Dictionary entry details
Sense 1
Meaning:
The study of the physical properties of sound
Classified under:
Nouns denoting cognitive processes and contents
Hypernyms ("acoustics" is a kind of...):
physical science; physics (the physical properties, phenomena, and laws of something)
Domain member category:
acoustic radiation pressure ((acoustics) the pressure exerted on a surface normal to the direction of propagation of a sound wave)
acoustic wave; sound wave ((acoustics) a wave that transmits sound)
reflect; reverberate (to throw or bend back (from a surface))
Hyponyms (each of the following is a kind of "acoustics"):
harmonics (the study of musical sound)
phonetics (the branch of acoustics concerned with speech processes including its production and perception and acoustic analysis)
Derivation:
acoustic; acoustical (of or relating to the science of acoustics)
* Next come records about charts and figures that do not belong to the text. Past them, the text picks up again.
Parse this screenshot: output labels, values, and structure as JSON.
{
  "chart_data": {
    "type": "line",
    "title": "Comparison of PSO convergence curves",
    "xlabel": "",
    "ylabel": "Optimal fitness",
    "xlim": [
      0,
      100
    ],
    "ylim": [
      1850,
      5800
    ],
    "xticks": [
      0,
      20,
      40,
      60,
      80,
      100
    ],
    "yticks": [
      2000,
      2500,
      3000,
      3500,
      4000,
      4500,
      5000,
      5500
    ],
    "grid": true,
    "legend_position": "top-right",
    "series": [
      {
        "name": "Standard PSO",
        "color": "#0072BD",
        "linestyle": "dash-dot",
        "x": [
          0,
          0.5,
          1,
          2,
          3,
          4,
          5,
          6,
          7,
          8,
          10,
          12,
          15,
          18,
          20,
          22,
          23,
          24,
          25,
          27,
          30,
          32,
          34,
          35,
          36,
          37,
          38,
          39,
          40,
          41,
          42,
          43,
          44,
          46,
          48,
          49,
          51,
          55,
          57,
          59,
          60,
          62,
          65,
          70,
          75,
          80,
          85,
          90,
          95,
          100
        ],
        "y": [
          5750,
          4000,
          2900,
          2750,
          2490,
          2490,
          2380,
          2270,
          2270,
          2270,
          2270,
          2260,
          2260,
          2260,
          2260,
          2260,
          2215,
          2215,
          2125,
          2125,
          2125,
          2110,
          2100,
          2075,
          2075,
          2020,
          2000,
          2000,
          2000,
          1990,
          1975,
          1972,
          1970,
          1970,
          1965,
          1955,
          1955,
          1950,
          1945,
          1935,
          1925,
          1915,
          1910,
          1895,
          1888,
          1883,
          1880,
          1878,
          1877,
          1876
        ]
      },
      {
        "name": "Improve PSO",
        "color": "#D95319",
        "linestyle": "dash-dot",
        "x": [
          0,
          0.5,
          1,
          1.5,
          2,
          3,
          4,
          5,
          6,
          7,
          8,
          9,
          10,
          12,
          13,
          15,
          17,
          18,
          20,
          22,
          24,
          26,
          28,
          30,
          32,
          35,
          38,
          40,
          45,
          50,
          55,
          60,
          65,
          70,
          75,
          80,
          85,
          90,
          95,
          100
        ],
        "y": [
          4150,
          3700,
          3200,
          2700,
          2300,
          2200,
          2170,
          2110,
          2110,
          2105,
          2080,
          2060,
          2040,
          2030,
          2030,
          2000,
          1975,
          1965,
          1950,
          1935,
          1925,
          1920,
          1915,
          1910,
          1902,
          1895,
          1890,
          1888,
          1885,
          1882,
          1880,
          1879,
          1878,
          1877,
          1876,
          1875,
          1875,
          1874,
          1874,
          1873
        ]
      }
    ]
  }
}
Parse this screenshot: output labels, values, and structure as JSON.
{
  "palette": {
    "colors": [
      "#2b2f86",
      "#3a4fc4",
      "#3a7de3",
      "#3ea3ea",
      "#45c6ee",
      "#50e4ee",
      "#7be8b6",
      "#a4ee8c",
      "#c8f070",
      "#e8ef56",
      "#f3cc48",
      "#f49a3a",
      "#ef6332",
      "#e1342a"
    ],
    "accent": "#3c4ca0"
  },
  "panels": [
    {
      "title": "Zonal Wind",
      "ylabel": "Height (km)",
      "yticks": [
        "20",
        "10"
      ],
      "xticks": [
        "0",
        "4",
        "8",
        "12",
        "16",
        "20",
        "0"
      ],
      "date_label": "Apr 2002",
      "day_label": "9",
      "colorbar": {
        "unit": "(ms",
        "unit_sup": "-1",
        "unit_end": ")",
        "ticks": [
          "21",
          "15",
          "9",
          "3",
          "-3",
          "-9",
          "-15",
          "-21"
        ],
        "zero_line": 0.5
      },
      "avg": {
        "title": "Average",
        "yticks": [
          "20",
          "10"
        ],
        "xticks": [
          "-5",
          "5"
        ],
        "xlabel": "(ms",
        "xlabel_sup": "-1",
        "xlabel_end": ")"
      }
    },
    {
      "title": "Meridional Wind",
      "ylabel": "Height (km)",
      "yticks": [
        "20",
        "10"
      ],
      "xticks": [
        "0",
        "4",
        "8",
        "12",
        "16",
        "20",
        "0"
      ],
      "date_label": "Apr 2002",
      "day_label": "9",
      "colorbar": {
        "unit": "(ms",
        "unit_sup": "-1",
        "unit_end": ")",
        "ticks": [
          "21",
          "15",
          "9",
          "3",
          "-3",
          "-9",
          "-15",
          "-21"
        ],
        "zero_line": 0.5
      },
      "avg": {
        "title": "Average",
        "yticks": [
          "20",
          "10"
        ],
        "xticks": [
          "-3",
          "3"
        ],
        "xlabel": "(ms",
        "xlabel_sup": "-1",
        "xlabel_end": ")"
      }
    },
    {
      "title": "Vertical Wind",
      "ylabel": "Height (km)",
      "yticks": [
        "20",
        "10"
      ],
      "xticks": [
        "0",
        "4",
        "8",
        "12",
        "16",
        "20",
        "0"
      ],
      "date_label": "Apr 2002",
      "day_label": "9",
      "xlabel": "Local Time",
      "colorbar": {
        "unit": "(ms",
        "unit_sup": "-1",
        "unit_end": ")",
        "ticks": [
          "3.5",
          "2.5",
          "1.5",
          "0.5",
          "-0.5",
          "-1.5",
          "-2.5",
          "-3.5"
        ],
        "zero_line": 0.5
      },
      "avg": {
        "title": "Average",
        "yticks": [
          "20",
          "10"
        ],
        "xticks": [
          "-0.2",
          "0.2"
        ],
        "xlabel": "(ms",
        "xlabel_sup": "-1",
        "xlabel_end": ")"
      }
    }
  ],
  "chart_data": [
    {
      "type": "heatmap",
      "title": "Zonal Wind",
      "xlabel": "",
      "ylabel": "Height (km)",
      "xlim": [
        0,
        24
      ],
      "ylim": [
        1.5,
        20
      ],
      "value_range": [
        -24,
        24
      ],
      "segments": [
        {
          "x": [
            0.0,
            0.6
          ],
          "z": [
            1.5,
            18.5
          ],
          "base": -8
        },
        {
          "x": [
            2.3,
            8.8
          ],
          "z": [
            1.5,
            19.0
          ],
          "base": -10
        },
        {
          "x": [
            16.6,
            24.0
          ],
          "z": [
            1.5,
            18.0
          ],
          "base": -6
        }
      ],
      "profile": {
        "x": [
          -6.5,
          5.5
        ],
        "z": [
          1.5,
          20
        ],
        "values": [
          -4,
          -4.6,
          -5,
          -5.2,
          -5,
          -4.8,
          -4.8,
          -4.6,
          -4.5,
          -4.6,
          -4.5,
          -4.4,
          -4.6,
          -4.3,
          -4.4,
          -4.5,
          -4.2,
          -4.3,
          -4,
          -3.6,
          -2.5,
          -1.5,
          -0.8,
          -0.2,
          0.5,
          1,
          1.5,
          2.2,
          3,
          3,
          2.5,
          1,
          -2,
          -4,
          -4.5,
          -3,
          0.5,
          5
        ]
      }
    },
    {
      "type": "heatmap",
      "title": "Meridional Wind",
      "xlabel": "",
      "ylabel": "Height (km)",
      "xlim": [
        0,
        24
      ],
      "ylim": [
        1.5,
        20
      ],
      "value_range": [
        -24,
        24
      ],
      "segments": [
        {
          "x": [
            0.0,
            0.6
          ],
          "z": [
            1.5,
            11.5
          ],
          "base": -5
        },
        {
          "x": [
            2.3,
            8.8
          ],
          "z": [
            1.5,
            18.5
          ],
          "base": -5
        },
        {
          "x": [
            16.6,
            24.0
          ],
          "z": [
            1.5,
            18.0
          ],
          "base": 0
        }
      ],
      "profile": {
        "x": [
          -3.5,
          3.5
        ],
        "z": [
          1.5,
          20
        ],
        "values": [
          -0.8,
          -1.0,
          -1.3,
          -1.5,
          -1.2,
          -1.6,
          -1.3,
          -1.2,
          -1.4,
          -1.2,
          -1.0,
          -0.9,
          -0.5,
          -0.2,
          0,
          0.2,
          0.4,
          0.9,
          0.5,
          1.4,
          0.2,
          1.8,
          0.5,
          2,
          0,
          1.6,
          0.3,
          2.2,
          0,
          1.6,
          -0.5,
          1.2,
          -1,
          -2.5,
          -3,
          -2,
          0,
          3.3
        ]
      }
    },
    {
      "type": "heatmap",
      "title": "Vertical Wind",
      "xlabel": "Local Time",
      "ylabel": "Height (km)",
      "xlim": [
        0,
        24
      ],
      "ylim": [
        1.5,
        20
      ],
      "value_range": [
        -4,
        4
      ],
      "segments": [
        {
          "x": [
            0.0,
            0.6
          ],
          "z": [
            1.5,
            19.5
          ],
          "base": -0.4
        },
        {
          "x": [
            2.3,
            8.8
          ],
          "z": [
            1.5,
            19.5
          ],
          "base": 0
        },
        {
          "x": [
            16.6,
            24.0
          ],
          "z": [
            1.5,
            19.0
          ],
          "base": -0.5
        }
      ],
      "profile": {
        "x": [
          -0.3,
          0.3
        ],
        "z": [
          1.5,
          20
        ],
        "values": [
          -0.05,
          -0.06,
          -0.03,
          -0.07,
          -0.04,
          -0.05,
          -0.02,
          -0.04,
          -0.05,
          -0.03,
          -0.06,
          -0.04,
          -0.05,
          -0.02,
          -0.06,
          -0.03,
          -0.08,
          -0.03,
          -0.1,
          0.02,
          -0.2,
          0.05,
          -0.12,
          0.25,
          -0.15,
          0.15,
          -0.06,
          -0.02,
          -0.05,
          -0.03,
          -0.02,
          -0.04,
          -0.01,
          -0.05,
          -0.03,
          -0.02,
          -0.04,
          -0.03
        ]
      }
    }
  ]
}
acoustician (a physicist who specializes in acoustics)
Context examples
This doctor therefore proposed, that upon the meeting of the senate, certain physicians should attend it the three first days of their sitting, and at the close of each day’s debate feel the pulses of every senator; after which, having maturely considered and consulted upon the nature of the several maladies, and the methods of cure, they should on the fourth day return to the senate house, attended by their apothecaries stored with proper medicines; and before the members sat, administer to each of them lenitives, aperitives, abstersives, corrosives, restringents, palliatives, laxatives, cephalalgics, icterics, apophlegmatics, acoustics, as their several cases required; and, according as these medicines should operate, repeat, alter, or omit them, at the next meeting.
(Gulliver's Travels into several remote nations of the world, by Jonathan Swift)
After tea, we discussed a variety of topics before the fire; and Mrs. Micawber was good enough to sing us (in a small, thin, flat voice, which I remembered to have considered, when I first knew her, the very table-beer of acoustics) the favourite ballads of The Dashing White Sergeant, and Little Tafflin.